I considered moving, felt weak, extracted the new camera, the Lockheed Weapon Systems VE 3000, military special, not on general release, fresh from Abu Dhabi or wherever Cam bought Harry’s gadgets. As instructed, cursorily, I applied my right eye, pointed, found the gates, nothing to shout about, probably ten times magnification. Then I obeyed the digital number pulsing at the left by twice pressing the button my right index finger was resting on. Vision-enhancing wasn’t sales talk: in a blink, I could see the smear of lip balm on Tommy Wicks’ snot furrow, the inside of Vision Splendid’s left nostril, note the large ruby ring, turned outward, on the pinky of Kukri Dawn’s jockey. The breadth of field claims weren’t wrong either.
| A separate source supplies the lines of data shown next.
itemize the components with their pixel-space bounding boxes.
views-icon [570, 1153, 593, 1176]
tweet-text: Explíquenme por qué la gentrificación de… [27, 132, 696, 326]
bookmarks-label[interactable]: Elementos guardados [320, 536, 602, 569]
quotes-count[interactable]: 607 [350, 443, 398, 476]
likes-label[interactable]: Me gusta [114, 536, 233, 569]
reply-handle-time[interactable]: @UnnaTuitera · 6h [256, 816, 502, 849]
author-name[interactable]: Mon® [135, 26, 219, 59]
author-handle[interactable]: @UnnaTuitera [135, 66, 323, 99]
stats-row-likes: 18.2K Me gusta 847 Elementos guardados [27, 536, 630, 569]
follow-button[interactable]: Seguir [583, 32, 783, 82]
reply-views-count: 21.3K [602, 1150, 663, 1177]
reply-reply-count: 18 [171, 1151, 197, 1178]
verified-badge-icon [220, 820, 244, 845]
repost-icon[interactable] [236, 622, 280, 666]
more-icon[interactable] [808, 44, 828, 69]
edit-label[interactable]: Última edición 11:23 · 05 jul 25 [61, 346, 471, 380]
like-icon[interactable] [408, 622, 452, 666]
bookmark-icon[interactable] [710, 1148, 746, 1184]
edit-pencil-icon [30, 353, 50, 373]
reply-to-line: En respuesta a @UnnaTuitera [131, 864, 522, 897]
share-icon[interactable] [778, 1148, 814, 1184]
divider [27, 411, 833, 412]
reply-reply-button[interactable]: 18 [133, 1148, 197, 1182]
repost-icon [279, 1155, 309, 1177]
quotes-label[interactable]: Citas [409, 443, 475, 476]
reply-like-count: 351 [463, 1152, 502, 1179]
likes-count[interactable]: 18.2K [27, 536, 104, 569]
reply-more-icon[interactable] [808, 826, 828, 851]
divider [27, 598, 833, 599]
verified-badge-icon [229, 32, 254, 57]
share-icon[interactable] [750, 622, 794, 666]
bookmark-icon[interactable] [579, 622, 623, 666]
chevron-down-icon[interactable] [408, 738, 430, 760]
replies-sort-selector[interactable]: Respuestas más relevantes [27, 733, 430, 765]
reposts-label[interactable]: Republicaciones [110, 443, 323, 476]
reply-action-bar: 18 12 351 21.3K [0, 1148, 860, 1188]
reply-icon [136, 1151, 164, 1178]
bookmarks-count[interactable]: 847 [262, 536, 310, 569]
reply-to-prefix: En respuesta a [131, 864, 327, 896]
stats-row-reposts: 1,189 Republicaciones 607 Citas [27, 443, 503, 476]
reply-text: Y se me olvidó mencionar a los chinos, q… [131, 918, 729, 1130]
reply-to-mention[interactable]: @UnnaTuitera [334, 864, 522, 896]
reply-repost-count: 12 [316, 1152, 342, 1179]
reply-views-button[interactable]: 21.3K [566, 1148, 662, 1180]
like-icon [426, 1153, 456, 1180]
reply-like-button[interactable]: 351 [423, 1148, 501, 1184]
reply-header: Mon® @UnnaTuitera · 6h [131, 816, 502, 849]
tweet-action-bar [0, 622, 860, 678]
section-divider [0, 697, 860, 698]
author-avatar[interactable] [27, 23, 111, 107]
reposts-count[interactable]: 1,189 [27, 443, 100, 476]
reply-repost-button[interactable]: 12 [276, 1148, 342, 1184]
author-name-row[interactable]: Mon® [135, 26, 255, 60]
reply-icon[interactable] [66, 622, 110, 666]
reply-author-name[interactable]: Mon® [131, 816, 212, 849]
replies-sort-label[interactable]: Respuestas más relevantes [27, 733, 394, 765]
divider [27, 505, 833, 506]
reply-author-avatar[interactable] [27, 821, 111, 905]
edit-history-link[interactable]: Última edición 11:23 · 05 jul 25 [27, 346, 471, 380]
‘Jeez,’ said Beanieman. ‘What’s that show ya? Wanna swop? Gissa look.’

I reconsidered my original impulse and moved sideways about fifty metres. At the races, you can do these things without giving offence. Indeed, seeking privacy engenders respect.

They came out in a reasonable line, two or three stragglers. I held Tommy Wicks and Vision easily as they left gate five. Wicks made no attempt to go to the rail, kept the horse outside. A 16-1 no-hoper called Priory Park was in front. That was the way it stayed, no great pace on, the stragglers gaining some ground.

‘Slow affair,’ said the race caller. ‘At the twelve hundred, on the rails it’s Priory Park, length to Bold Chino, half-length to Pax Americana, on the rails Killer Serial, outside of him is Hughie Hooray, half-length back and further out is Seminary Boy and outside of him is the veteran Vision Splendid, backed in to tens from 20-1. Behind Seminary Boy, Kukri Dawn is on the rail. On the turn, Pax Americana putting on some pace, Bold Chino goes up to Priory Park, Priory Park making an effort, can’t hold Bold Chino, who takes the lead.’

At the eight hundred, I saw Wicks give Vision Splendid some leather. The horse responded, easing by Seminary Boy, going up on the outside of Hughie Hooray. Priory Park chose this moment to shift out from the rail, allowing Pax Americana to take its place in front of Killer Serial. I looked for Kukri Dawn. The jockey had taken it off the rails into position behind Vision.